Here is the factor that always makes me come back to her: it wasn’t just the facts and numbers she taught that made her a good teacher. Around this time, I started to struggle with a severe form of anorexia as a result of ongoing sexual abuse. Any given day that I walked into her classroom, I was on the cusp of cracking. She gave me hope and structure through teaching that I needed to keep moving forward, a skill I still utilize to this day.
Next up: two really, really godawful teachers to me. Until high school, I was a straight A student. During high school, I was raped. After dealing with sexual abuse, anorexia, and then rape, I was broken. I’m sure you can imagine that education was the last thing I cared about. My grades went from A’s to D’s and C’s. A good teacher probably would have asked if something needed to be addressed. One told me that I was ‘hopeless’ and that education didn’t seem to be my ‘thing’. Another one, constantly gave me a hard time throughout that year, and when I saw that teacher years later, while I was in college, told me he was surprised that I even went to college and thought he figured I would just end up someone’s trophy wife. I’m pretty sure I had to pick up my jaw up from the concrete I was standing on. It’s a fortunate thing I have sass-mouth (as the ones I love affectionately call it) and a defiant streak that runs deep.
The teacher that taught me that learning was fun was Julie Edwards. She taught drama at the high school I went to and I’m not going to lie, I was a hot mess while I was a student of hers. That said, she always listened, encouraged, and smiled at me. Right after high school, she saw me smoking with my best friend. To this day, if I ran into her, I’m pretty sure she would make a signal of a cigarette to remind me that she knows my secret.

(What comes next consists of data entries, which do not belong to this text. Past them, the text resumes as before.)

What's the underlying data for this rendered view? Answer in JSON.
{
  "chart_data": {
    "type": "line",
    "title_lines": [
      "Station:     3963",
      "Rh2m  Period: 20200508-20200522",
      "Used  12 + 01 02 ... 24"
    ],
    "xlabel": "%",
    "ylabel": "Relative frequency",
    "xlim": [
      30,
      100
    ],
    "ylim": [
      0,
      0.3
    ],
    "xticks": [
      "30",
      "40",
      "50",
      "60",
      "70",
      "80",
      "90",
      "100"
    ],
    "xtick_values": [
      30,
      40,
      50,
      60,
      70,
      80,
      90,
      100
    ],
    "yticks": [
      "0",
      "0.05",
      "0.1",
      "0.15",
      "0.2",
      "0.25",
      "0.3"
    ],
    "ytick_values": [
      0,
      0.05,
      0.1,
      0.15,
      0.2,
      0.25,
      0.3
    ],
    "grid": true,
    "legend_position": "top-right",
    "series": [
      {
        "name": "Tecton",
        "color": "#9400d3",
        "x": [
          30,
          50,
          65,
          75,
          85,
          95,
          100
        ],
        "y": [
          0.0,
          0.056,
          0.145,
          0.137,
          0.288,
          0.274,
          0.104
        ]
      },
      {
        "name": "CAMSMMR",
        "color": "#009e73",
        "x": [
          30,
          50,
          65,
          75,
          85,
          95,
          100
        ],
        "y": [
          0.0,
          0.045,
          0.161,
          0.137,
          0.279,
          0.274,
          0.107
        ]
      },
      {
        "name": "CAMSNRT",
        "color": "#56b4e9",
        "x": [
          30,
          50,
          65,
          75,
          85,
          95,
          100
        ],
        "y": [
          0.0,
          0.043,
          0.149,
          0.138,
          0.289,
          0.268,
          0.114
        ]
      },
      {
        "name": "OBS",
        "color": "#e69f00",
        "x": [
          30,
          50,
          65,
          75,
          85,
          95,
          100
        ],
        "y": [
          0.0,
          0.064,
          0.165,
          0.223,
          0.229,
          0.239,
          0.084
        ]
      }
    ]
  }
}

Once in college, I had a wonderful history teacher, and her name escapes me. Nevertheless, I was never a fan of history until I went to her class. She taught history through stories, not just facts. I have been a history nut ever since. Because of that teacher, I started taking history classes as my electives, which brings me to Dr. Bill Pederson.
Dr. Pederson is one of the greatest living experts on Abraham Lincoln. He’s written books and given too many lectures to count on him. Dr. Pederson is a grumpy, grumpy, GRUMPY old man, and hands down my favorite professor. I went to do a summer semester in Washington, D.C. under his instruction. Before dawn, we were seeing, doing, attending lectures and doing research until the sun set. One night, I had the privilege with one of my classmates to attend a private lecture he gave with a co-author of one of his books. Only a handful of people were there, maybe fifty, and afterwards we were able to have a private viewing of the Constitution. This was one of those pivotal moments in my life. The hairs on my arm stood on end as we discussed the aging document in front of us, and I realized that he saw me as a student, not someone’s future ‘trophy wife’. During that conversation, he told me that I had ‘so much potential’, and I know in hindsight how valuable that belief in me was to molding my future.
Teachers are our thankless heroes. Sometimes, they are the only constant in our lives when chaos reigns and we have no hope. They can show us sides of ourselves we didn’t know existed, or are scared to face. They can show us talents we didn’t know we had and steer us in a direction we never thought possible. So, thank a teacher, hug a teacher, support a teacher, and for God’s sake, buy the large packs of the EXPO markers when you are given the chance.